Includes an $85 million allocation to relocate the space shuttle Discovery out of the Smithsonian, where it is on display at the National Air and Space Museum’s Steven F. Udvar-Hazy Center in Chantilly, and to Texas. “Now Trump wants to steal the space shuttle from NOVA - thanks for fighting for Virginia, Governor Youngkin”- Senator Scott Surovellssurovell.bsky.social @ssurovell


Impact: According to a written statement to The Dallas Morning News, a museum spokesperson said that NASA, “transferred all rights, title, interest and ownership of the shuttle to the Smithsonian.”


Defunds Planned Parenthood Clinics: The bill includes language that would effectively defund Planned Parenthood clinics for one year by prohibiting any health clinic that provides abortion care from receiving Medicaid funds for any other services they provide.


Va. Sen. Jennifer Boysko (D-38) said on X July 5, “While I am working hard to enshrine reproductive rights in VA Constitution, U.S. Senate and House Republicans have voted to defund Planned Parenthood. As a reproductive freedom advocate, I will work to keep abortion legal and our health clinics open.”

Impact: There are two Planned Parenthood clinics in Fairfax County, one in Fairfax and the other in Falls Church. Nearly 200 health centers in 24 states are at risk of closing. “The defund law blocks people who use Medicaid from getting care at Planned Parenthood health centers and means that over 1.1 million patients could now lose access to birth control, wellness visits, STI tests, cancer screenings, and more,” according to Planned Parenthood. 


Temporarily increases the state and local tax (SALT) deduction cap from $10,000 to $40,000 for five years. The cap applies to taxpayers earning up to $500,000 annually, specifically for tax years 2025 through 2029. Fairfax County's median household income is high, around $141,553 to $150,113. This means that a significant percentage of Fairfax County residents fall into the highest income tax bracket in the state of Virginia.

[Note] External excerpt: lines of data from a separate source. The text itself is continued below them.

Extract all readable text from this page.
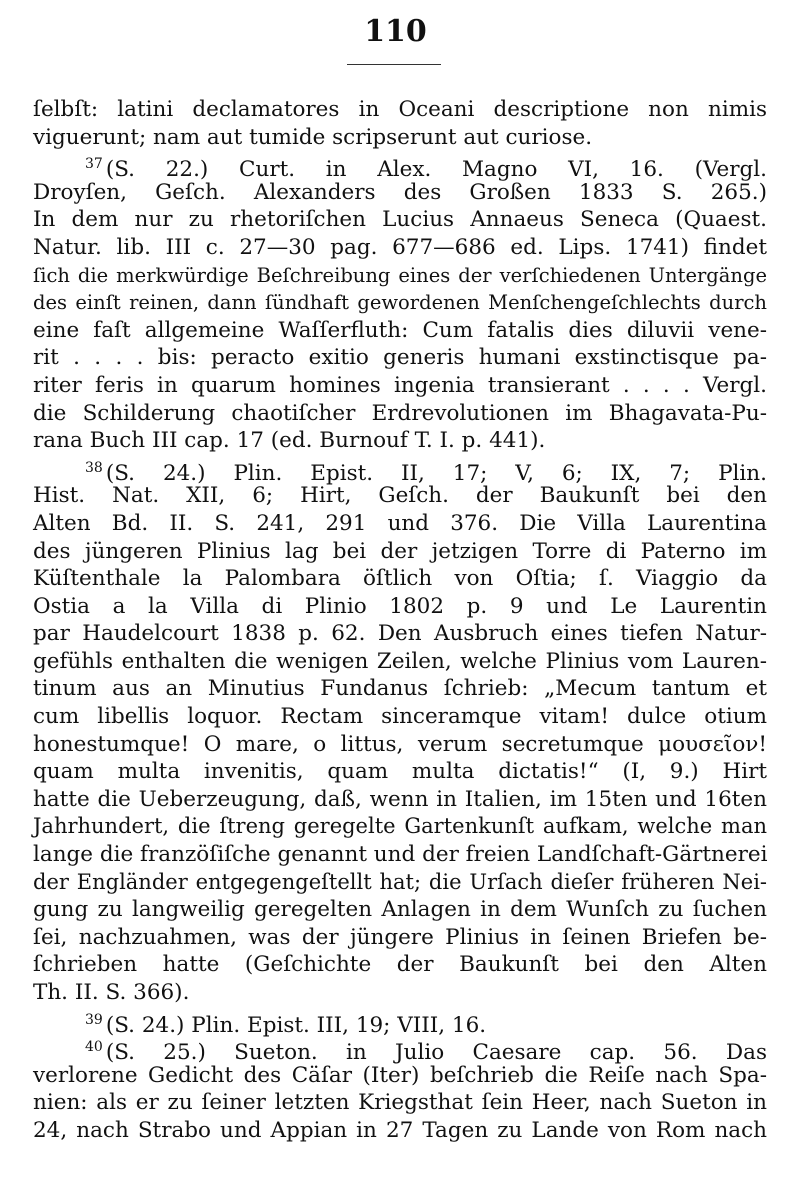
110
ſelbſt: latini declamatores in Oceani descriptione non nimis
viguerunt; nam aut tumide scripserunt aut curiose.
$^{37}$ (S. 22.) Curt. in Alex. Magno VI, 16. (Vergl.
Droyſen, Geſch. Alexanders des Großen 1833 S. 265.)
In dem nur zu rhetoriſchen Lucius Annaeus Seneca (Quaest.
Natur. lib. III c. 27—30 pag. 677—686 ed. Lips. 1741) findet
ſich die merkwürdige Beſchreibung eines der verſchiedenen Untergänge
des einſt reinen, dann ſündhaft gewordenen Menſchengeſchlechts durch
eine faſt allgemeine Waſſerfluth: Cum fatalis dies diluvii vene-
rit . . . . bis: peracto exitio generis humani exstinctisque pa-
riter feris in quarum homines ingenia transierant . . . . Vergl.
die Schilderung chaotiſcher Erdrevolutionen im Bhagavata-Pu-
rana Buch III cap. 17 (ed. Burnouf T. I. p. 441).
$^{38}$ (S. 24.) Plin. Epist. II, 17; V, 6; IX, 7; Plin.
Hist. Nat. XII, 6; Hirt, Geſch. der Baukunſt bei den
Alten Bd. II. S. 241, 291 und 376. Die Villa Laurentina
des jüngeren Plinius lag bei der jetzigen Torre di Paterno im
Küſtenthale la Palombara öſtlich von Oſtia; ſ. Viaggio da
Ostia a la Villa di Plinio 1802 p. 9 und Le Laurentin
par Haudelcourt 1838 p. 62. Den Ausbruch eines tiefen Natur-
gefühls enthalten die wenigen Zeilen, welche Plinius vom Lauren-
tinum aus an Minutius Fundanus ſchrieb: „Mecum tantum et
cum libellis loquor. Rectam sinceramque vitam! dulce otium
honestumque! O mare, o littus, verum secretumque μουσεῖον!
quam multa invenitis, quam multa dictatis!“ (I, 9.) Hirt
hatte die Ueberzeugung, daß, wenn in Italien, im 15ten und 16ten
Jahrhundert, die ſtreng geregelte Gartenkunſt aufkam, welche man
lange die franzöſiſche genannt und der freien Landſchaft-Gärtnerei
der Engländer entgegengeſtellt hat; die Urſach dieſer früheren Nei-
gung zu langweilig geregelten Anlagen in dem Wunſch zu ſuchen
ſei, nachzuahmen, was der jüngere Plinius in ſeinen Briefen be-
ſchrieben hatte (Geſchichte der Baukunſt bei den Alten
Th. II. S. 366).
$^{39}$ (S. 24.) Plin. Epist. III, 19; VIII, 16.
$^{40}$ (S. 25.) Sueton. in Julio Caesare cap. 56. Das
verlorene Gedicht des Cäſar (Iter) beſchrieb die Reiſe nach Spa-
nien: als er zu ſeiner letzten Kriegsthat ſein Heer, nach Sueton in
24, nach Strabo und Appian in 27 Tagen zu Lande von Rom nach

Impact: For Fairfax County residents who itemize their deductions, the new $40,000 cap allows them to deduct a larger portion of their state and local taxes on their federal income tax forms. The benefit is short-lived, only for five years.


What else does H.R. 1 do?

Extends many individual and business tax cuts from the 2017 Tax Cuts and Jobs Act benefitting wealthy taxpayers. This includes lower individual income tax rates, a higher standard deduction, and increased deductions for small businesses.

Introduces new temporary deductions for tips and overtime pay. The bill would allow many tipped workers to deduct up to $25,000 of their tips and overtime from their taxes. That provision expires in 2028.